Bombing cyber warriors

Immini Balya Bomb Katha takes on social media users who tap hard on the keyboard for society, but never lift a finger in reality.

By :  Meera Manu
Update: 2017-01-18 18:46 GMT
Film director Siddique performs the YouTube release of the short film Immini Balya Bomb. Director Jophin is seen next.

Dawn to noon to moon, a young man is putting in all his efforts for ‘society’. He’s toiling hard on a keyboard. On social media he exhorts, challenges, takes a dig at anything under the sun that he feels like ripping off. The ‘society’ returns him truck loads of likes, comments, shares and what more? A good fan-base.
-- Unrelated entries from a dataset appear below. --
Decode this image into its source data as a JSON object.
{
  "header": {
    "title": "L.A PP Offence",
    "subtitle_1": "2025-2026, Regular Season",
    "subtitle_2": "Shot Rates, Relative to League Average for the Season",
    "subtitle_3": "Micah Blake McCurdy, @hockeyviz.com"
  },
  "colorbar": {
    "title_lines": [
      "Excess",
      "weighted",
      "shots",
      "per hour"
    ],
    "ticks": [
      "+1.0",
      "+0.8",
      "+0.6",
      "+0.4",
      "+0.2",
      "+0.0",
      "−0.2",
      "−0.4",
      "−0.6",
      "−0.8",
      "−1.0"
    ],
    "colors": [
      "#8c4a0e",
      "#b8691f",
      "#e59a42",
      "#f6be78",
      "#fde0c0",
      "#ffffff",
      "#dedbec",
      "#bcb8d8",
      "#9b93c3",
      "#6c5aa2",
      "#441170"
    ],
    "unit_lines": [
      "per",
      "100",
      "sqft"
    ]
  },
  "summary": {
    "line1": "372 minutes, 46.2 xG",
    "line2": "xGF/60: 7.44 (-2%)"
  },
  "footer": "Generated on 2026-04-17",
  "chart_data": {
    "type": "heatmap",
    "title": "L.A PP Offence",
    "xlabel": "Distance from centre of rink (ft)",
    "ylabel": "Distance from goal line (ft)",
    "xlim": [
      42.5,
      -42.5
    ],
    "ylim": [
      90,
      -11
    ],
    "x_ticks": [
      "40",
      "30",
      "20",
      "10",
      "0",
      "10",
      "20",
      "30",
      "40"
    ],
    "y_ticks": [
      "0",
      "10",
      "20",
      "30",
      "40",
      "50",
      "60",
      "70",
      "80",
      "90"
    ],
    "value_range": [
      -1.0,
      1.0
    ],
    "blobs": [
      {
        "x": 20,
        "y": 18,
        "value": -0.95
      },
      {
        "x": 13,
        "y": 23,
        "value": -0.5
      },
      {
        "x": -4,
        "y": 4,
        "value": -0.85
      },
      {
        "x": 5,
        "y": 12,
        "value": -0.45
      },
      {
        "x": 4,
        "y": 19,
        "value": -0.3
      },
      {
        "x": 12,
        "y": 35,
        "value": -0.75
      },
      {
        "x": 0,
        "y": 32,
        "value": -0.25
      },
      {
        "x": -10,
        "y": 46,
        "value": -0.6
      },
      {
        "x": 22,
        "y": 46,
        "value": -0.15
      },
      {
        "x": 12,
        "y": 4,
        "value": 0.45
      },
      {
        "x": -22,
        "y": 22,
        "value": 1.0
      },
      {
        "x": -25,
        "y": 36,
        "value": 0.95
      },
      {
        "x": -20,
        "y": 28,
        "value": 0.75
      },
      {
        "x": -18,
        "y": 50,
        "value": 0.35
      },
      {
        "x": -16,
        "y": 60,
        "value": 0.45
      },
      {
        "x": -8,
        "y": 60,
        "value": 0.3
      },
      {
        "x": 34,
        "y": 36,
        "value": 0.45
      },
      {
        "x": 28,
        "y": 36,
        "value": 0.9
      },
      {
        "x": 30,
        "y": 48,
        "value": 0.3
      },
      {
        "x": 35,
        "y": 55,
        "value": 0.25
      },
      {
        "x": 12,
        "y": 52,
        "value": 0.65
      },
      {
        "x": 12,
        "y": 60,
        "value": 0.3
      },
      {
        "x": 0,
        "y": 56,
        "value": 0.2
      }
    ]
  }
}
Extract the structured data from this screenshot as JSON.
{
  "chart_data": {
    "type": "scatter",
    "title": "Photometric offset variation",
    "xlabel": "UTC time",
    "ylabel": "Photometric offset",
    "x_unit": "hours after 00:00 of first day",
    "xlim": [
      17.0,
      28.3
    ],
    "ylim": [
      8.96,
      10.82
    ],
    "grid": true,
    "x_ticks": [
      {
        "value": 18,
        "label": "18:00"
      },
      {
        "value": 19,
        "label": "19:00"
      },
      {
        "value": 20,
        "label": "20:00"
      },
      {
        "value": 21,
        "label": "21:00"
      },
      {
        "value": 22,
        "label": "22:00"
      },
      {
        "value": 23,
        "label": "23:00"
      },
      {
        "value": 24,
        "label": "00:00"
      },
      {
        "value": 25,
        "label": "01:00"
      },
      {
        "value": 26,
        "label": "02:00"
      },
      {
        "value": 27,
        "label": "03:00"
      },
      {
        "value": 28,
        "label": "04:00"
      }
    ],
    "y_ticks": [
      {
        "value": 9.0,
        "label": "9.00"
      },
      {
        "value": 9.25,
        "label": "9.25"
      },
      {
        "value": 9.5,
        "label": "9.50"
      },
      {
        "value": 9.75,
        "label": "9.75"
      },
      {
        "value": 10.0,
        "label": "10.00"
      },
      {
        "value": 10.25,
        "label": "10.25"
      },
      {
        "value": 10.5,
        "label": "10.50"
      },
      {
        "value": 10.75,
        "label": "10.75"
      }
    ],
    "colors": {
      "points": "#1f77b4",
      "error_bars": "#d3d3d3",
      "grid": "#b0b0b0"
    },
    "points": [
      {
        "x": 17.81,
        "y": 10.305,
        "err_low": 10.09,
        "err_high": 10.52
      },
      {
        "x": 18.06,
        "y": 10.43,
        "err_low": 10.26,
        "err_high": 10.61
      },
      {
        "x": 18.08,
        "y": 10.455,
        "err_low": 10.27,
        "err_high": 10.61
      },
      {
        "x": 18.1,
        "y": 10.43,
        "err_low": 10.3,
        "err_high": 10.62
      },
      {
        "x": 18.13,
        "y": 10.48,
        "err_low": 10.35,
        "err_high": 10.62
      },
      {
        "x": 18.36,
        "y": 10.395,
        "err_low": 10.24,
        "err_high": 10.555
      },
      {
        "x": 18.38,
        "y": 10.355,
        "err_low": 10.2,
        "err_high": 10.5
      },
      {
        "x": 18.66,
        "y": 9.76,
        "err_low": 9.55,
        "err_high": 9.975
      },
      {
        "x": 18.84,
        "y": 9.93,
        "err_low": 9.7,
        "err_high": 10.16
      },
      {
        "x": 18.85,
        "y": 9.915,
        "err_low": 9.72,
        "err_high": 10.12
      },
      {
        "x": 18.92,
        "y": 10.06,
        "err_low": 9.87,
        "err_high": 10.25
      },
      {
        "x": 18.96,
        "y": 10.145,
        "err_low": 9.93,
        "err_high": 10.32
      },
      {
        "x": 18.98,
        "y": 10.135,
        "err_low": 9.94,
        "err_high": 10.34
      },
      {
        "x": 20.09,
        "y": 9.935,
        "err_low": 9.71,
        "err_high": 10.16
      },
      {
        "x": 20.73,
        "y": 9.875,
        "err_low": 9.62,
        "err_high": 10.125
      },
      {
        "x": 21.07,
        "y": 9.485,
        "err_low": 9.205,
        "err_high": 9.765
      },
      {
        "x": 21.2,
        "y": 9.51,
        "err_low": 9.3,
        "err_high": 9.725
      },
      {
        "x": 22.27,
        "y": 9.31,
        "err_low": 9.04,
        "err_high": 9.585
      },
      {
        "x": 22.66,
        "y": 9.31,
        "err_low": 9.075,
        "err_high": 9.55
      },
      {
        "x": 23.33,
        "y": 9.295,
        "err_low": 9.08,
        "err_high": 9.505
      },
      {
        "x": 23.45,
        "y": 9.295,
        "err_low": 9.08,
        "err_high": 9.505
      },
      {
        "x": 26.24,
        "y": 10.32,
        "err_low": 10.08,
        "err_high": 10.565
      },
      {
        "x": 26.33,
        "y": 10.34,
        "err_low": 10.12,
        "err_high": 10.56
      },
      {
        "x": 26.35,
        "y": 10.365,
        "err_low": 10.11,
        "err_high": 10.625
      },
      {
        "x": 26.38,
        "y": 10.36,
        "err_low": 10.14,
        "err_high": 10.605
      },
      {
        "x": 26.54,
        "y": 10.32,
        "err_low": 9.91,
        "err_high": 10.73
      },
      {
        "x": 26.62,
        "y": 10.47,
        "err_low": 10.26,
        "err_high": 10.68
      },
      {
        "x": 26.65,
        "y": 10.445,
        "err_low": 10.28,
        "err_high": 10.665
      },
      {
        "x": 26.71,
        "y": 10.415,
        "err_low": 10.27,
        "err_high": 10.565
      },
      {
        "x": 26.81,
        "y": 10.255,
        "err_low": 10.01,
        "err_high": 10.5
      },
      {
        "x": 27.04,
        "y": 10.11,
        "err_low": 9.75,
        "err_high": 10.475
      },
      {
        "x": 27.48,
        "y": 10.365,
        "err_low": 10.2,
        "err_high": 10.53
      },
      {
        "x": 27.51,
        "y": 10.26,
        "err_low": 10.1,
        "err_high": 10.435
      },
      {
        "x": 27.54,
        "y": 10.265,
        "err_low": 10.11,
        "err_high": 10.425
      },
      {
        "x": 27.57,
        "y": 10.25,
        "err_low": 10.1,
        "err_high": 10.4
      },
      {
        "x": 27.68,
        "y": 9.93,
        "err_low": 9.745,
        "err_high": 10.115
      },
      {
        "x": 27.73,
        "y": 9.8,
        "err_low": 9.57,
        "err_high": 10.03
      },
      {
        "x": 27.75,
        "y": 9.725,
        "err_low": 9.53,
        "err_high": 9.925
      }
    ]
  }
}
But at the end of the day, he’s totally penniless. Isn’t it too bad? Shouldn’t this ‘under employment’ be addressed? Definitely yes. Techie filmmaker Jophin Varghese’s Immini Balya Bomb Katha leads you through the right track. The techie filmmaker, since releasing this satirical short film on YouTube after it winning a special jury mention at the Qisa short film festival of Technopark, is being showered with accolades.

Cut to the director. “These people around us know what goes around in the world, with least knowledge on the happenings next door, what is there around his home and premises. These people muster some courage and act at the spur of the moment. In reality, we would understand, rather than the war of words they are good at, they barely do anything to bring about a change or for the societal good,” says Jophin.

The crux is an overnight turn of events in the life of Pradeep P.K., a self-proclaimed social activist/commentator on Facebook. The trigger is a Facebook wall update. Our protagonist is blood thirsty, to avenge Ponnu Chami, the rape accused. His mobile phone reverberates to an unknown call one night after putting up this post. From the other side is an offer to be a ‘human bomb’ and blow up the culprit the very next day. The next few seconds of this call yank the veil of the social media warrior, who is merely reduced to nothing. His attempt to escape is foiled by ‘Kerala Tigers’ stationed outside his home in the dead of the night. Still, he manages a way out, which takes the plot to more interesting turns and climax.

The fun does not end with the content. The scroll duly credits five names under the head of producers, for an investment of '6000! “We managed with things readily available to us. I had a camera. The producers are my friends. The ‘expensive’ part was with audio and background scoring, that too done by my friends at an affordable cost,” says Jophin.

The film was released on YouTube by director Siddique.